The Miami Cuban is defined by the press as much as by anything inside it. Ham, mojo-roasted pork, Swiss, pickle, and yellow mustard are layered on a specific soft, lard-enriched Cuban loaf, and then the whole thing is flattened on a hot plancha until it is a fraction of its original height. The press is the recipe. Under heat and weight the Swiss melts and fuses the layers, the pickle's acid drives down into the fat of the two pork cuts, the mustard sharpens it, and the bread compresses into a thin, crisp shell. Without the plancha this is a different and lesser sandwich; the heat and the pressure are not a finishing step, they are the thing that makes it a Cuban rather than a stack of cold cuts on a roll.

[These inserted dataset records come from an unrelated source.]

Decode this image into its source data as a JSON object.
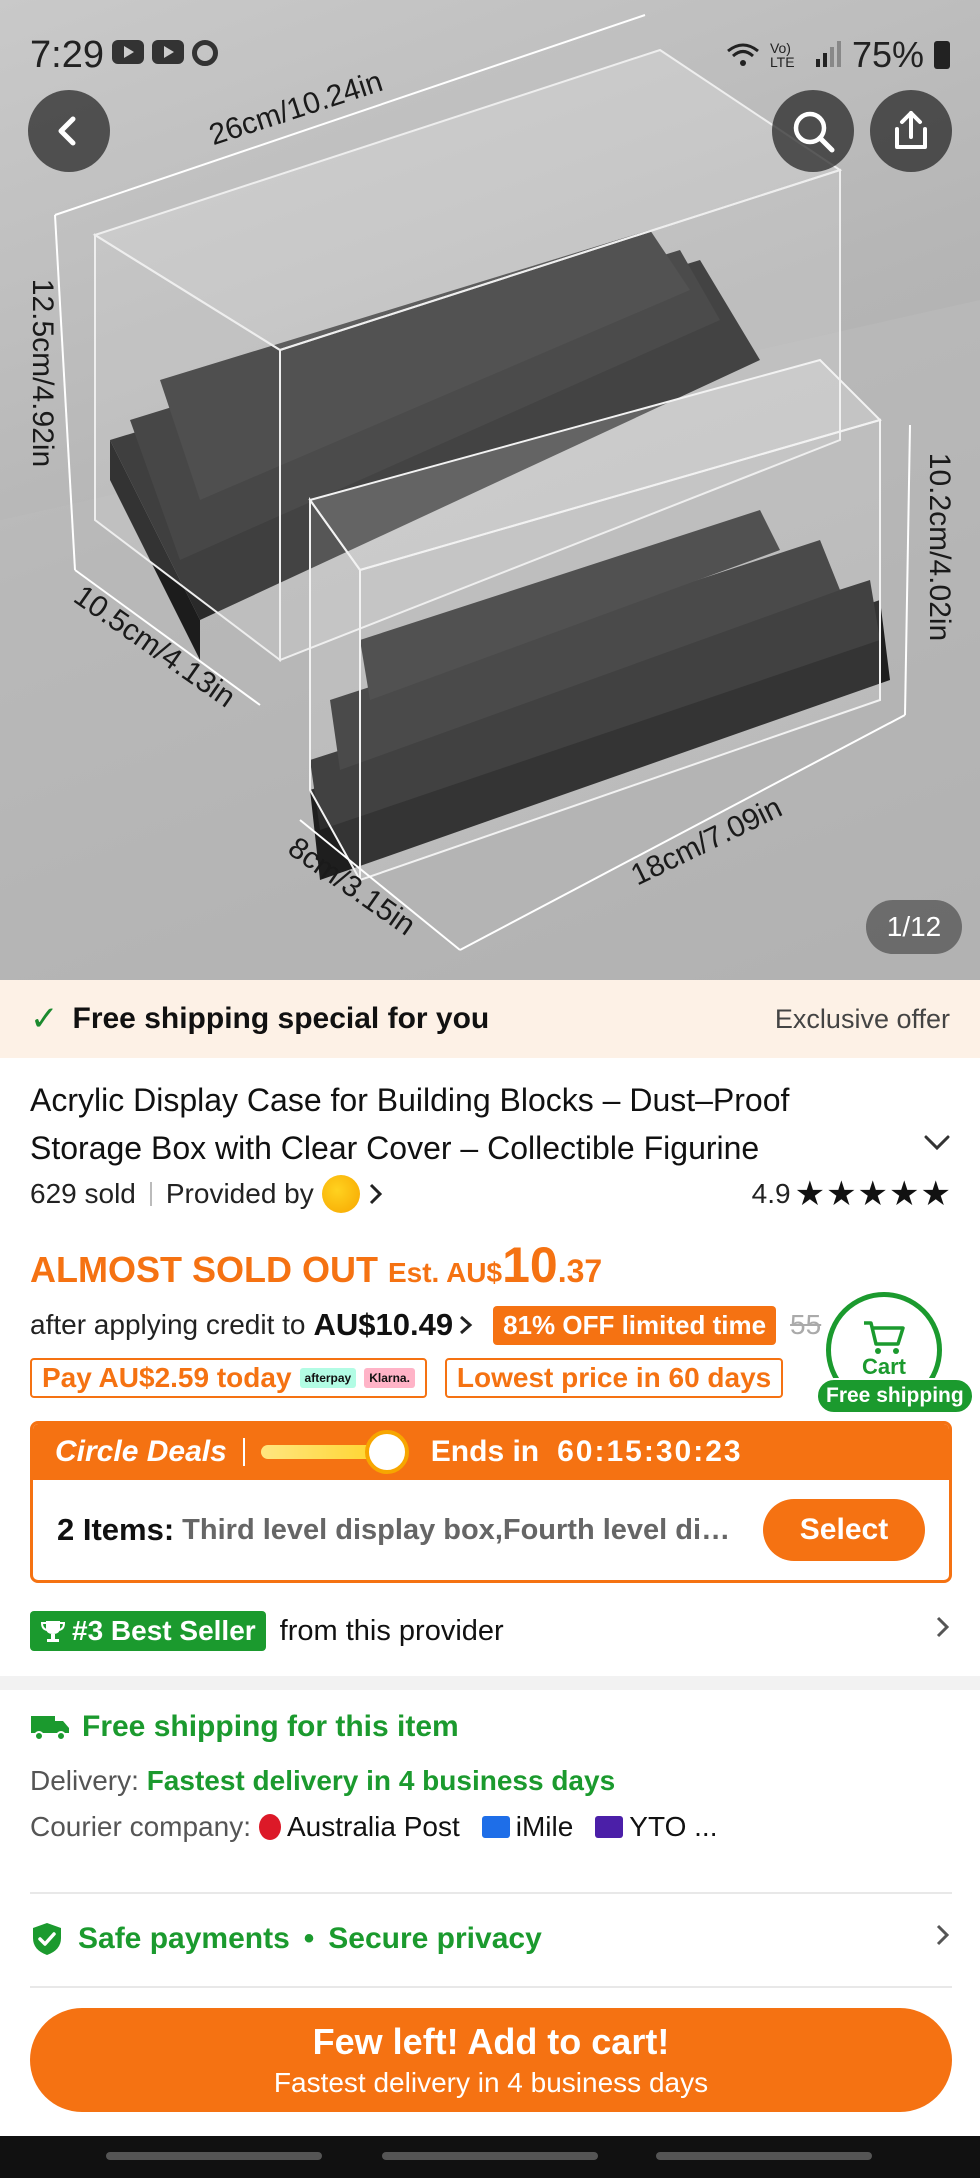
{
  "status_bar": {
    "time": "7:29",
    "signal_text": "Vo) LTE",
    "battery": "75%"
  },
  "hero": {
    "image_counter": "1/12",
    "dimensions": [
      "26cm/10.24in",
      "12.5cm/4.92in",
      "10.5cm/4.13in",
      "10.2cm/4.02in",
      "8cm/3.15in",
      "18cm/7.09in"
    ]
  },
  "banner": {
    "text": "Free shipping special for you",
    "offer": "Exclusive offer"
  },
  "product": {
    "title": "Acrylic Display Case for Building Blocks – Dust–Proof Storage Box with Clear Cover – Collectible Figurine Showcase",
    "sold": "629 sold",
    "provided_by": "Provided by",
    "rating": "4.9",
    "stars": "★★★★★"
  },
  "price": {
    "status": "ALMOST SOLD OUT",
    "est": "Est. AU$",
    "whole": "10",
    "cents": ".37",
    "credit_text": "after applying credit to",
    "credit_price": "AU$10.49",
    "off_badge": "81% OFF limited time",
    "original": "55",
    "pay_today": "Pay AU$2.59 today",
    "afterpay": "afterpay",
    "klarna": "Klarna.",
    "lowest": "Lowest price in 60 days"
  },
  "cart_float": {
    "label": "Cart",
    "shipping": "Free shipping"
  },
  "deals": {
    "name": "Circle Deals",
    "ends_label": "Ends in",
    "timer": "60:15:30:23",
    "items_label": "2 Items:",
    "items_desc": "Third level display box,Fourth level display box",
    "select": "Select"
  },
  "best_seller": {
    "badge": "#3 Best Seller",
    "from": "from this provider"
  },
  "shipping": {
    "free": "Free shipping for this item",
    "delivery_label": "Delivery:",
    "delivery_value": "Fastest delivery in 4 business days",
    "courier_label": "Courier company:",
    "couriers": [
      "Australia Post",
      "iMile",
      "YTO ..."
    ]
  },
  "safe": {
    "payments": "Safe payments",
    "privacy": "Secure privacy"
  },
  "cta": {
    "line1": "Few left! Add to cart!",
    "line2": "Fastest delivery in 4 business days"
  },
  "colors": {
    "accent": "#f57212",
    "green": "#1b9a2e"
  }
}
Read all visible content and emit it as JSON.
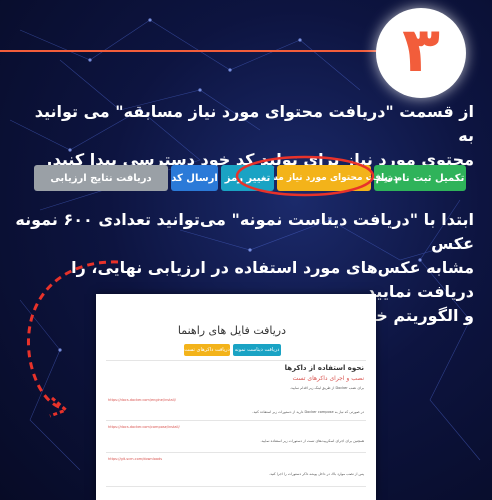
{
  "badge": {
    "number": "۳"
  },
  "intro": {
    "line1": "از قسمت \"دریافت محتوای مورد نیاز مسابقه\" می توانید به",
    "line2": "محتوی مورد نیاز برای تولید کد خود دسترسی پیدا کنید."
  },
  "buttons": [
    {
      "label": "تکمیل ثبت نام تیم",
      "color": "#2fb35a"
    },
    {
      "label": "دریافت محتوای مورد نیاز مسابقه",
      "color": "#f3b31a",
      "highlighted": true
    },
    {
      "label": "تغییر رمز",
      "color": "#1aa3c4"
    },
    {
      "label": "ارسال کد",
      "color": "#2b7ad8"
    },
    {
      "label": "دریافت نتایج ارزیابی",
      "color": "#9aa0a6"
    }
  ],
  "instruction": {
    "line1": "ابتدا با \"دریافت دیتاست نمونه\" می‌توانید تعدادی ۶۰۰ نمونه عکس",
    "line2": "مشابه عکس‌های مورد استفاده در ارزیابی نهایی، را دریافت نمایید",
    "line3": "و الگوریتم خود را با آنها تطبیق دهید."
  },
  "screenshot": {
    "title": "دریافت فایل های راهنما",
    "buttons": [
      {
        "label": "دریافت دیتاست نمونه",
        "color": "#1aa3c4"
      },
      {
        "label": "دریافت داکرهای تست",
        "color": "#f3b31a"
      }
    ],
    "heading": "نحوه استفاده از داکرها",
    "subheading": "نصب و اجرای داکرهای تست",
    "text_lines": [
      "برای نصب Docker از طریق لینک زیر اقدام نمایید.",
      "در صورتی که نیاز به Docker compose دارید از دستورات زیر استفاده کنید.",
      "همچنین برای اجرای اسکریپت‌های تست از دستورات زیر استفاده نمایید.",
      "پس از نصب موارد بالا، در داخل پوشه داکر دستورات را اجرا کنید."
    ],
    "links": [
      "https://docs.docker.com/engine/install/",
      "https://docs.docker.com/compose/install/",
      "https://git-scm.com/downloads"
    ]
  }
}
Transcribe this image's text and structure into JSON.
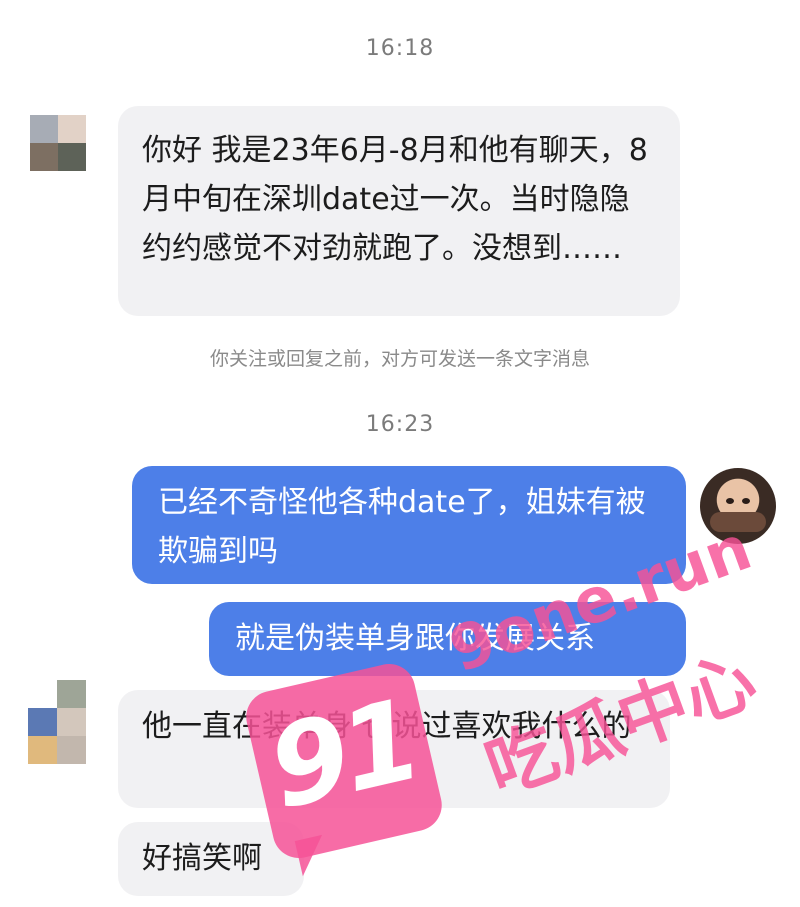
{
  "timestamps": [
    "16:18",
    "16:23"
  ],
  "messages": {
    "in1": "你好 我是23年6月-8月和他有聊天，8月中旬在深圳date过一次。当时隐隐约约感觉不对劲就跑了。没想到……",
    "notice": "你关注或回复之前，对方可发送一条文字消息",
    "out1": "已经不奇怪他各种date了，姐妹有被欺骗到吗",
    "out2": "就是伪装单身跟你发展关系",
    "in2": "他一直在装单身 也说过喜欢我什么的",
    "in3": "好搞笑啊"
  },
  "watermark": {
    "badge": "91",
    "url": "9one.run",
    "name": "吃瓜中心"
  },
  "colors": {
    "outgoing_bubble": "#4d7fe8",
    "incoming_bubble": "#f1f1f3",
    "watermark": "#f65296"
  }
}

It works because the bread and the build order are matched to the press. Cuban bread has a thin crust and a tender, faintly sweet crumb that collapses cleanly under weight instead of resisting it, which is exactly the behavior a hard roll cannot give: a sturdy loaf would refuse to compress and the sandwich would never bind. The plancha is usually run dry or lightly brushed with butter and the sandwich is weighted down hard, so the loaf flattens to a fraction of its height rather than merely toasting, and the crust sets into a crisp plane on both faces. The components are stacked so the Swiss sits against the bread on both faces, gluing the structure to itself as it melts while the meats stay sealed in the middle and the heat has a clear path inward. Two pork elements do distinct jobs: sweet, garlicky mojo-roasted pork sliced thin for depth and salty boiled ham for the cured edge, with the thin pickle slices and the smear of yellow mustard as the acidic counter that keeps the doubled richness from going flat across a hot, pressed sandwich. The defining Miami choice is what is left out: no salami, the marker that separates the Miami build from the Tampa one, and that omission is carried in the sandwich as a standing argument rather than a footnote.
The variations are a Florida Latin map and each deserves its own article rather than being crowded in here. The medianoche runs the same fillings on a sweeter, softer egg-bread roll and presses it the same way. The Elena Ruz turns the form sweet with turkey, strawberry jam, and cream cheese. The pan con lechón and pan con bistec build on the same bread with roast pork or steak alone. The croqueta preparada folds croquettes into the Cuban itself. Each of those is one swap on a pressed, fused idea, which is the same impulse that earned the Cuban its own name.